Ein Tisch war vor dem Flughafen aufgebaut worden, von dort aus riefen philippinische Flughafenmitarbeiter Namen von einer Liste auf. Weil die deutschen Namen teilweise schwierig auszusprechen waren, nahm sich einer der Reisenden ein Megafon und rief die Namen in die Menge, so Fahmüller. Chaos pur, da manche Menschen auf der Liste standen, andere nicht, wieder andere gar nicht anwesend waren. Auch Fahmüllers Name war nicht auf der Liste, und so wartete er, als der erste Schwung an Passagieren zum Check-in in die Halle gelassen wurde. Inzwischen war es 16 Uhr geworden, und Fahmüller, der Achte in der Reihe, wähnte sich seinem Ziel schon nahe - als plötzlich acht Busse mit weiteren Deutschen ankamen. Auch diese 120 Menschen wollten mit in das Flugzeug. Familien wurden getrennt, einige Reisende, die auf der Liste standen, beschlossen, doch zu bleiben, um ihre Partner nicht allein zurückzulassen. "Es kam zu chaotischen Szenen und Tränen", berichtet Fahmüller. Schließlich darf er auch mit ins Flugzeug; Fieber wird keines gemessen. Von Frankfurt nach München nimmt er den ICE, der dann auch noch zwei Stunden Verspätung hat. "Aber das juckt einen dann nicht mehr", so Fahmüller.

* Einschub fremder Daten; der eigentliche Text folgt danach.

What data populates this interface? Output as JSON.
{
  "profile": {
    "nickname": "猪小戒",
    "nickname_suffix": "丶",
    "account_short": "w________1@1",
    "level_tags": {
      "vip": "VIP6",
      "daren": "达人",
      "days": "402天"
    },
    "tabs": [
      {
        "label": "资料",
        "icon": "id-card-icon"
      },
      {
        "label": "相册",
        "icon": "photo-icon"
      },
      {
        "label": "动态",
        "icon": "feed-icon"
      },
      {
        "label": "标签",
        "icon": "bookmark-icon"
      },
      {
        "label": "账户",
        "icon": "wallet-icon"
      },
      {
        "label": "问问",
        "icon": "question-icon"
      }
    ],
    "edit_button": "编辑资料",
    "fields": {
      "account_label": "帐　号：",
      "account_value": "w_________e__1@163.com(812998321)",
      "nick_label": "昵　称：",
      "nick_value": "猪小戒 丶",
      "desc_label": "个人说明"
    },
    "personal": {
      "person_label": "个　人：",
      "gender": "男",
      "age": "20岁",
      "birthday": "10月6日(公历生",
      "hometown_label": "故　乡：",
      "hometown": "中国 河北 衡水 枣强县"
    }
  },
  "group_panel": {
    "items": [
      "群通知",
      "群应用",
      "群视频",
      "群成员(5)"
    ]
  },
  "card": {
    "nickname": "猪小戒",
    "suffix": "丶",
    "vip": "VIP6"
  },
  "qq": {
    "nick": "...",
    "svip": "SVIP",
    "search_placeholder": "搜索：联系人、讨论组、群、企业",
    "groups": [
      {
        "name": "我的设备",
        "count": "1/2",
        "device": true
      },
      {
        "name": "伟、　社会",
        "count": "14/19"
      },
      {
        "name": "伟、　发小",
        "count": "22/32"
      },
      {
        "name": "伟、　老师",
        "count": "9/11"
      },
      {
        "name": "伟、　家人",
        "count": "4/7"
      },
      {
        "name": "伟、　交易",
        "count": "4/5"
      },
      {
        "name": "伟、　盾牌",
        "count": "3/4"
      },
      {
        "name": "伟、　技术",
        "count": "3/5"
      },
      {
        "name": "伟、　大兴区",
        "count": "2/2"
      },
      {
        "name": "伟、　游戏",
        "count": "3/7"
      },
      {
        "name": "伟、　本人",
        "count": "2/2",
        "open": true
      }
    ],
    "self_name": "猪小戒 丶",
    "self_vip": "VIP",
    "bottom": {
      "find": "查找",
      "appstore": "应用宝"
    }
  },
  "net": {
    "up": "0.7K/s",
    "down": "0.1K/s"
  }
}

Zurück in Baldham genießt er zwar sein trautes Zuhause, aber wegen der Ausgangsbeschränkung liege momentan alles brach, so Fahmüller, auch geschäftlich. Es wird wohl noch ein paar Tage dauern, bis er wirklich wieder angekommen ist. "Ich bin physisch hier", sagt er, "aber die Seele ist noch auf der Reise."